Ich kämpfe mich mühsam auf die nackten Füße und unterdrücke den Ekel, der sich meine Speiseröhre hochkämpft, als ich mir vorstelle, wie dieser rothaarige Dreckskerl seine Hände auf meinen Körper legt. Rowdie ist mindestens so wahnsinnig wie sein Vater. Ich habe schon oft erleben dürfen, wie er sich über die Lippen leckt und dieser Wahnsinn in sein Gesicht tritt, wenn er dabei zusieht, wie sein Vater mich bestraft.
»Du hast meine Sachen geklaut«, werfe ich ihm trotzig vor. Vor Walker habe ich Angst, weil er derjenige ist, der darüber entscheidet, ob ich leben darf oder sterben muss, aber Rowdie widert mich einfach nur an, weswegen ich kein Problem damit habe, ihm zu sagen, was immer ich über ihn denke.
Walkers Sohn lacht nur, schnappt sich meine Leine und zerrt so grob daran, dass ich das Gleichgewicht verliere und mit dem Gesicht in der nach schalem Bier stinkenden Pfütze vor mir lande. Ich rapple mich wieder auf, ohne weiter darüber nachzudenken. Alles, was sie mir jetzt antun, erlebe ich jeden Tag. Ich bin es also längst gewohnt. Als ich die Augen zu schmalen Schlitzen zusammenkneife und Rowdie wütend anfunkle, verstummt er endlich. Er ist eben doch ein feiger Idiot, der nur mutig sein kann, wenn er sich sicher ist, dass sein Vater ihn beschützt. In letzter Zeit passiert das aber nicht mehr allzu oft. Zu meinem Glück, denn so kann ich ihm hin und wieder zurückzahlen, was er mir antut, ohne Konsequenzen befürchten zu müssen.
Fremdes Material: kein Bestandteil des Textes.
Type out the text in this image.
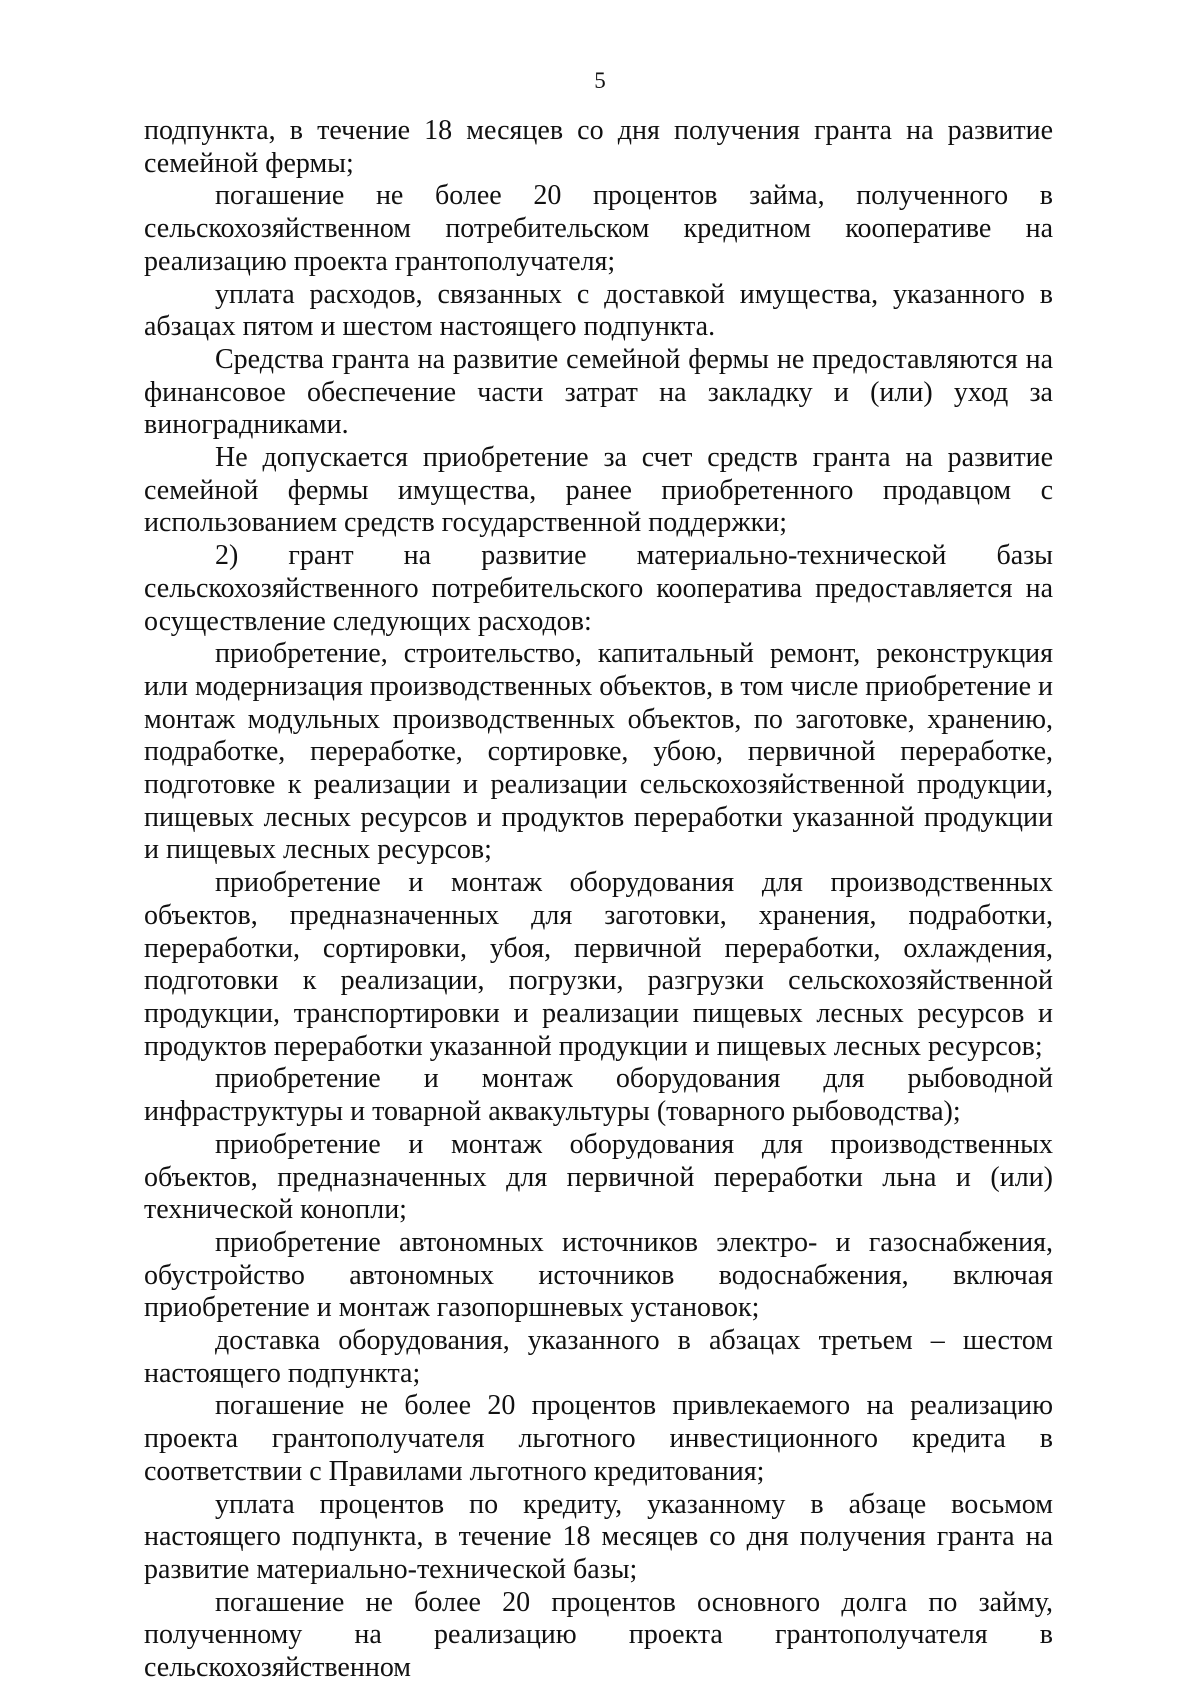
5

подпункта, в течение 18 месяцев со дня получения гранта на развитие семейной фермы;

погашение не более 20 процентов займа, полученного в сельскохозяйственном потребительском кредитном кооперативе на реализацию проекта грантополучателя;

уплата расходов, связанных с доставкой имущества, указанного в абзацах пятом и шестом настоящего подпункта.

Средства гранта на развитие семейной фермы не предоставляются на финансовое обеспечение части затрат на закладку и (или) уход за виноградниками.

Не допускается приобретение за счет средств гранта на развитие семейной фермы имущества, ранее приобретенного продавцом с использованием средств государственной поддержки;

2) грант на развитие материально-технической базы сельскохозяйственного потребительского кооператива предоставляется на осуществление следующих расходов:

приобретение, строительство, капитальный ремонт, реконструкция или модернизация производственных объектов, в том числе приобретение и монтаж модульных производственных объектов, по заготовке, хранению, подработке, переработке, сортировке, убою, первичной переработке, подготовке к реализации и реализации сельскохозяйственной продукции, пищевых лесных ресурсов и продуктов переработки указанной продукции и пищевых лесных ресурсов;

приобретение и монтаж оборудования для производственных объектов, предназначенных для заготовки, хранения, подработки, переработки, сортировки, убоя, первичной переработки, охлаждения, подготовки к реализации, погрузки, разгрузки сельскохозяйственной продукции, транспортировки и реализации пищевых лесных ресурсов и продуктов переработки указанной продукции и пищевых лесных ресурсов;

приобретение и монтаж оборудования для рыбоводной инфраструктуры и товарной аквакультуры (товарного рыбоводства);

приобретение и монтаж оборудования для производственных объектов, предназначенных для первичной переработки льна и (или) технической конопли;

приобретение автономных источников электро- и газоснабжения, обустройство автономных источников водоснабжения, включая приобретение и монтаж газопоршневых установок;

доставка оборудования, указанного в абзацах третьем – шестом настоящего подпункта;

погашение не более 20 процентов привлекаемого на реализацию проекта грантополучателя льготного инвестиционного кредита в соответствии с Правилами льготного кредитования;

уплата процентов по кредиту, указанному в абзаце восьмом настоящего подпункта, в течение 18 месяцев со дня получения гранта на развитие материально-технической базы;

погашение не более 20 процентов основного долга по займу, полученному на реализацию проекта грантополучателя в сельскохозяйственном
Rowdie wird beiseitegedrängt, und eine Hand erscheint vor meinem Gesicht. Es ist die von Angus, der erst heute aus dem Gefängnis kam, wo er die letzten fünf Jahre wegen schwerer Körperverletzung eingesessen hat. Meine Schwester wird sich nicht mehr an ihn erinnern, aber für mich war Angus immer mein Lieblingsonkel. Früher war er der Vize unseres Vaters. Und wenn ich seinen Gesichtsausdruck richtig interpretiere, ist er nicht glücklich mit dem, was aus dem Club geworden ist.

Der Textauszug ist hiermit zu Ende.